It’s been almost four years since Annie Clark, better known by her stage name St. Vincent, released her self-titled album. A critical darling, St. Vincent propelled her into national prominence; numerous publications listed it as one of the best albums of the year and gave St. Vincent her highest sales figures yet. With her fifth studio album, MASSEDUCTION, St. Vincent takes another bold step into her electropop psyche.
The album opens with a grooving pulse in “Hang On Me,” as she reasserts herself as one of the most strangely honest and sincere lyricists of recent memory. “‘Cause you and me/we’re not meant for this world,” she croons in the song. St. Vincent has long thrived on the distance between herself and society while also specializing on the indulgent impulses we don’t always discuss, often with more success than her contemporaries. When St. Vincent sings “Masseduction/I can’t turn off what turns me on” in the self-titled track of the album, she is one of the most human, albeit one of the weirdest, modern singers around.
The most noticeable change in this album compared to previous efforts comes from the addition of Jack Antonoff, the rising producer that has found his stride in working with some of music’s biggest names — at the same time as writing and performing as Bleachers. Antonoff is no stranger to pop, and his influence is most notable in the overall tempo of the album; the entire piece moves faster than St. Vincent’s earlier albums, and even the more minimal and slower songs bubble with life. It has a welcome sense of movement and consistency and solves a conundrum that had been present in a few songs of St. Vincent’s past; despite excellent musicianship, older songs sometimes feel dragged out and too long, but on MASSEDUCTION, they start and finish with more authority and purpose. Antonoff also brings a welcome sense of unity between tracks, as the duo transitions very cleanly between the aesthetic of one song into the world of the next.
However, don’t be fooled by Antinoff’s contributions; his voice as a producer has shined brightly in collaborations with Lorde and Taylor Swift, but on MASSEDUCTION, he takes a backseat to St. Vincent’s distinct musicality. St. Vincent has always dabbled in mixing electronic ideas with traditional instruments, and she continues to push this juxtaposition in new directions on tracks like “Slow Disco,” as a string ensemble loops behind her pitched-down voice asking, “Don’t it beat a slow dance to death?” At the same time, her signature guitar tops off many of the songs, helping create the most dense and climactic moments on the album, like the second half of “Young Lover.”

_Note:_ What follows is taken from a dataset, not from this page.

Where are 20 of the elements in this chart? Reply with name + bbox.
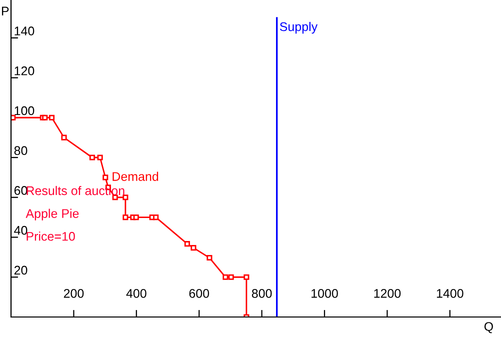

MASSEDUCTION, especially on its first few listens, doesn’t seem to add or subtract too much from what we have come to expect from St. Vincent. At the same time, why transform when St. Vincent has yet to misfire musically with albums that are already different? It’s an exceptional installment of eerily comforting electropop. With each track and each listen, however, MASSEDUCTION proves to be a confident and layered album that cements St. Vincent’s place among the most talented musicmakers.